A UT anthropologist and a team of international researchers have announced the discovery of a new, relatively massive fossil mammal that lived among the dinosaurs more than 66 million years ago.
Chris Kirk, associate professor of anthropology and an expert in the evolution of primate sensory systems, said Stony Brook University paleontologist David Krause led the research team that unexpectedly discovered a nearly complete cranium of the mammal, Vintana sertichi, which lived alongside Late Cretaceous dinosaurs in Madagascar.

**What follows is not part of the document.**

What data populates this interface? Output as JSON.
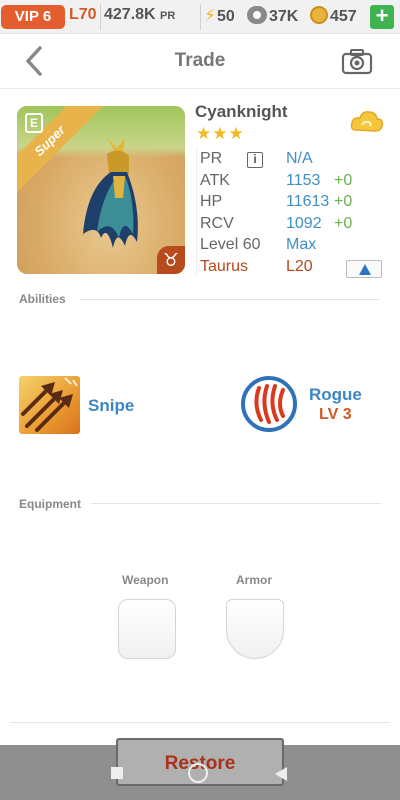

The discovery helped researchers determine Vintana had a body mass of about 20 pounds, making it one of the largest mammals from the entire Mesozoic Era (252 to 66 million years ago). Vintana is part of an enigmatic group of mammals called the Gondwanatheria that is known only from southern continents. Researchers had previously discovered only isolated teeth and jaw fragments of gondwanatheres, so Vintana provides the first window into the cranial anatomy of this group. The findings were published in the science journal Nature.

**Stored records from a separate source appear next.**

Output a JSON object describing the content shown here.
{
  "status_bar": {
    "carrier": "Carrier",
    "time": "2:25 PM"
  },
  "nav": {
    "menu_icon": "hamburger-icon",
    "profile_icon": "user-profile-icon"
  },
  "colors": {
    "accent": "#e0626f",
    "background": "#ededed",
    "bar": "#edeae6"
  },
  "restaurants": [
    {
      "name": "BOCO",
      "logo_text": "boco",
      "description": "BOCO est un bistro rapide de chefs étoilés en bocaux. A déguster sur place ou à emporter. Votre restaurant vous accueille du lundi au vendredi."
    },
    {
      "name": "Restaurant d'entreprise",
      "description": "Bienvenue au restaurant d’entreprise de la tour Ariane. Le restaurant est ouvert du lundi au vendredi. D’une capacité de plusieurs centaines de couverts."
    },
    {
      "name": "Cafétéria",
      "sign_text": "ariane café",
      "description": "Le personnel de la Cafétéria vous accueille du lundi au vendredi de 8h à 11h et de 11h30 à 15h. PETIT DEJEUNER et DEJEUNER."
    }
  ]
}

Kirk worked with a team of researchers focused on the anatomy of the brain and sense organs of Vintana. “It was an opportunity that doesn’t come along very often – the chance to be one of the first scientists to study the cranial anatomy of a major group of fossil mammals,” Kirk said. The analyses of Kirk and his colleagues suggest that Vintana had large eyes, a sensitive nose, and good high-frequency hearing.
“Its eye sockets are enormous,” Kirk said. “Mesozoic mammals are typically reconstructed as having small eyes and poor vision, so Vintana really stands out in this respect.” Kirk also notes that Vintana is unusual in possessing a complex bony support network for the hearing organ of its inner ear – an arrangement otherwise found only in marsupials, placental mammals, and their close fossil relatives. “This feature is probably tied to an improved ability to hear high frequencies, so it’s a good bet that Vintana had better high-frequency hearing than modern egg-laying mammals like the platypus and echidna.”
Dr. Zhe-Xi Luo, a leading expert on early mammalian evolution from the University of Chicago who reviewed the manuscript for Nature, hailed the Vintana as “the discovery of the decade” for understanding the deep history of mammals, offering the best case of how plate tectonics and biogeography have impacted animal evolution.